Bu eril hoyratlığın sonucu, memleketteki dev ama yanlış, lüzumsuz ve kiç “eserler”. Yüzlercesi arasından dört misal: Kış çiçeklendirmesi, Beyoğlu’nun kaldırımı, Melen Çayı boru hattı, Antakya Havaalanı. Yıllardır kışın yapılan yüzmilyonlarca dolarlık çiçeklendirme çöpe atılan kaynaktır. Beyoğlu gibi hafta içinde günde ortalama iki milyon insanın geçtiği bir caddeye zengin ülkelerde asfalt atılır. Melen Çayı Düzce’nin suyunu “çalmakla” kalmıyor, muhtemelen 185 km. çift boru hattı susuzluktan döşendiğiyle kalacak. Amik Gölü üzerine inşa edilen Antakya Havaalanı’nı ise devamlı su basar. Dünyanın en büyük bilmem kaçıncı ekonomisinden kesitler böyle. Hedef daha irileşmek, tüketmek ve ilk ona girmek mâlum.

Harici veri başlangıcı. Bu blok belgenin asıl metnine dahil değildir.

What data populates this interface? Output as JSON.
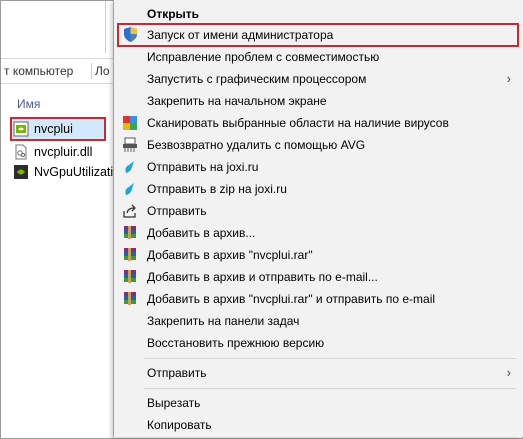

Oysa bir memlekette yaşayan insanların esenliğini değerlendirmek için para saymak yetmiyor. İktisatçı ve istatistikçi Simon Kuznets’in icadı, tam 70 yıldır hüküm süren gayrisafi millî hâsıla denen ölçümün yetersizliğinden hareketle son üç yılda yirmi kadar yeni kıstas çalışması geliştirildi. En eskisi, BM Kalkınma Teşkilâtı’nın İnsanî Gelişme Endeksi’dir. Nedeni basit: ekonomik büyüme sonunda beşerî gelişmenin ve doğanın canına okuyacak! Buralar daha bu derse gelemedi.

Alman asıllı İngiliz iktisatçı Fritz Schumacher’in 1973 tarihli Small is Beautiful, Küçük Güzeldir denemesinden bir alıntı: “Bir modern iktisatçı için hayat standardı yıllık tüketimle ölçülür, zira her durumda daha fazla tüketenin daha az tüketenden evlâ olduğu farzedilir. Bir Budist iktisatçı bu yaklaşımı tamamen akıldışı bulacaktır zira tüketim, insanın esenliği için basit bir araçtır; amaç asgarî bir tüketim ile azamî bir esenlik olmalıdır. Modern iktisatçı içinse bunu anlamak çok güçtür. O yaşam düzeyini yıllık tüketim miktarlarıyla ölçmeye alışkındır; daha çok tüketen insanın daha az tüketenden daha iyi durumda olduğunu varsayar.”

Hâsılı kelam, muhalefet yalnız “büyütmeci” AKP’ye değil, tohum aşamasındaki Yeşil Hareket dışında bütün partileri ve tüketim sarhoşu toplumu kuşatan büyümeciliğe.

 

Cengiz Aktar – Taraf

 

 

More in Dış Köşe

You may also like

Comments

Comments are closed.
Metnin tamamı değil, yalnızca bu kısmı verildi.